I have been coding mods since about February 2025 (ignoring the past year or so of mcreator mods), and from day 1 I have been using a modloader called Fabric to make said mods. If you didn't know Fabric uses a mapping called Yarn (this was fabric's official mappings). But since Mojang have unobfuscated their source code, their mappings (aka mojang mappings) have become more commonly used. Fabric decided that it was going to stop using Yarn for Mojang mappings for 26.1+ which ment I could either wait till I am on that version or learn the mappings for 1.21.1 but at the time there was little to no documentation. Although I didn't have to wait long for the fabric wiki to update its 1.21+ documentation to use mojang mappings. I have decided that I will now exclusivly use mojang mappings to make my mods meaning I wont have to re-rewrite my mods if I want to port to 26.1+ in the future, also learning these mappings mean I will be able to do stuff for AIT and other amble mods that use them!
Before making stuff like AITExtras, I used to use a modding software called MCreator that focused on making Minecraft modding "easy". This was made for Forge, so I was forced to use it. I had already used Forge for a couple of years, but I was getting bored of what it provided. I discovered other mod loaders (Fabric and Quilt) which were newer and had better performance, but seemed to lack popular mods. I found a plugin for MCreator that allowed Fabric porting, so I decided to move over. The plugin was good for a while but eventually limited the softwares functionality. I decided to learn Java (around the time Amble Labs invited me to their team).

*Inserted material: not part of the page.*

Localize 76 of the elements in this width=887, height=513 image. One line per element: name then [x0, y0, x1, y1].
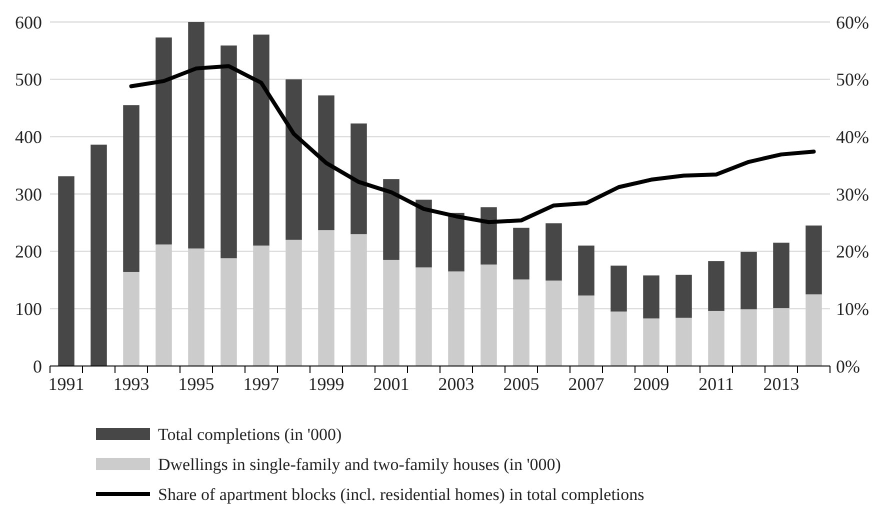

I have been using 1.20.1 since day 1 of making Minecraft mods. It's the version I am comfortable coding in. But i think now is the perfect time to move, mainly because of AIT (a mod that I work on and make an addon for) is moving too. 1.21+ also introduces new blocks, mobs, items, and advanced features like datapackable features, item components, and vibrant visuals. Which I am very excited to work with. It will just be 1.21.1 for now as a I have to re-learn some code stuff and I also wanna try and stay in sync with AIT and popular mods like create.
No, I will never make something for forge ever again. Why? it's just old, and unoptimized as hell. (what about porting a mod to forge and fabric?) Nope, same answer. Also I do not have the time to maintain 2 versions of a mod. I have how ever been considering looking into learining NeoForge as I know that people prefer it over fabric but I'm not gonna promise that I will learn it!
This is a decistion I made based on the fact that I don't want people to do stuff to my mods that I don't like. For example porting it to another loader, bedrock or straight up ripping the assets. I Will still allow people to PR my projects as i can review these and accept or deny the changes! ARR also means people can't steal the mods an reupload them to another site and make money from it (I already make little to nothing from this, I don't want to loose more).
There are a couple reasons for this; the first being that it is the default language for Minecraft (at least in the us/uk), the second is that I dont speak any other languages other than english and I don't want to rely on google translate / other translations sites for my mods as I know it's they arent always 100% correct. If you would like your native language(s) in my mods, you can make a PR (pull request) that adds said translations and I will gladly add them!